蔵治光一郎外編『緑のダム』

 緑のダムとは、森林土壌が持っている貯水機能に着目して、森林がコンクリートダムのように治水と利水の両方の機能を果たしうるのではないかという考え方です。

 森林の機能は総合的であるがゆえに、この点についても総合的に考える視点が必要なのではないかと思います。

 というのは、森林がコンクリートダムに匹敵する治水・利水機能を持っているわけでないのは、学説上明らかであるわけですが、治水の観点からのみ論じたのでは、森林の果たす総合的な役割が見えなくなってしまうからです。

 治水に関しては、二つのことを総合的に考えるべきだと思っています。
 一つは、豪雨時に流出する大量の水を洪水化させずに、どうやって流下させるかいう問題。
 この問題に対する答えが、コンクリートダムであり、また「緑のダム」であるわけです。

 もう一つは、洪水時にどのようにして人命を守るかという問題。
 洪水を起こさせないということと、人命を守ることとは、必ずしも同じ問題ではありません。

 1999年に、豪雨の神奈川県玄倉川で、中洲でキャンプをしていたキャンパー数名が濁流に呑まれて死亡した事件がありました。
 この事故の責任はキャンパーの側にありましたが、直前に玄倉ダムが放水を開始したことが、無謀な観光客が流された原因でもありました。
 ダムに対し警察から、放水を止める要請はなされたのですが、「ダムが決壊して 大惨事につながるおそれ」(こちら参照)という理由で放水は続行され、惨事に至ったのでした。

 日本では、地理的自然環境と国土の特徴からして、豪雨による一気の出水は、不可避です。
 一気の出水が不可避である以上、洪水を起こさせないことも、不可能なのです。

 コンクリートダムによって水を封じ込めることは、一定有効な洪水防止策です。
 しかし、ダムによる治水効果は、しょせん限定的な役割しか果たせない上、万一ダムが決壊すれば、人命に対しても壊滅的な被害をもたらすおそれが多々あります。

 「緑のダム」もまた、限定的な治水効果しか果たせないことが、明らかになっています。
 従って日本では、洪水防止は不可能だという現実を、議論の出発点に持ってこなければならないのです。

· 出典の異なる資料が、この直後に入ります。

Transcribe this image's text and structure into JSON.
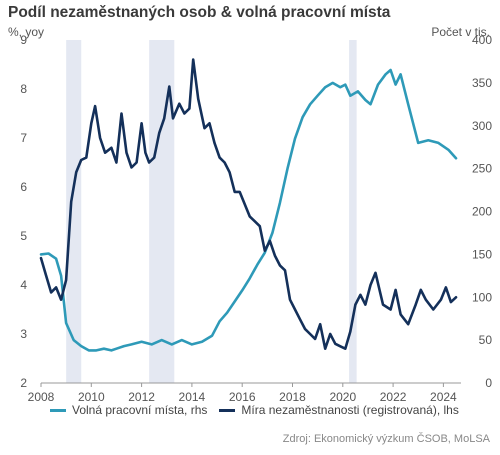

 科学の進歩したこの時代に、洪水防止くらいのことができないはずはないという意見があるかもしれませんが、わたしはむしろ、人間にできることとできないことがあるという考えの方が大切ではないかと思います。

 洪水は、防ぐべきものというより、逃げるべきものではないのかと思います。
 江戸幕府は、深山の樹木の伐採を禁じたり、河川に家を建てたり田畑を作ることを禁じてきました。
 これが、経験から生みだされた豪雨とのつきあい方です。
 この政策を立案した幕僚は、よほどの地方巧者(ぢかたこうしゃ)だったのでしょう。

 洪水が防げないものであるならば、次なる課題は、いかにして人命の損失を防ぐか、またいかにして財産の損耗を防ぐかということであり、損耗した市民の財産への保障措置はいかにあるべきか、といった問題でなければなりません。

 日本は、洪水とともに生きねばならない国なのに、これらのことが真剣に考えられているとは言えません。
 現在の課題の一つは、ここにあります。

 「緑のダム」は、限定的ではあれ、治水・利水効果が証明されつつあるように見えます。
 コンクリートダムと「緑のダム」のいずれが優れているかといった問題の立て方は、あまり意味がないように思えます。

 コンクリートダムは、いかに「多目的」ダムを装おっても本質的には、一定の治水効果以上の役割を果たすものではないと思われます。
 それに対し、「緑のダム」は、動物・植物・菌類など生態系のすべてと、人間にとっても有用な遺伝子資源・観光資源を保全することができるという意味でも、対費用効果の点から見ても、総合的に見るならば、これにまさる治水策はあり得ないのではないでしょうか。

 本書は、「緑のダム」の治水効果がどのようなものなのかについての、水文学的な論文が多いので、われわれ一般人にとってあまり読みやすいとは言えません。
 また、治水効果の計算方法について、相対立する見解が並列されており、とまどう部分もあります。

 しかし、「緑のダム」を経験あるいは印象だけでなく、科学として語る上で、このような議論も必要なのだということがわかりました。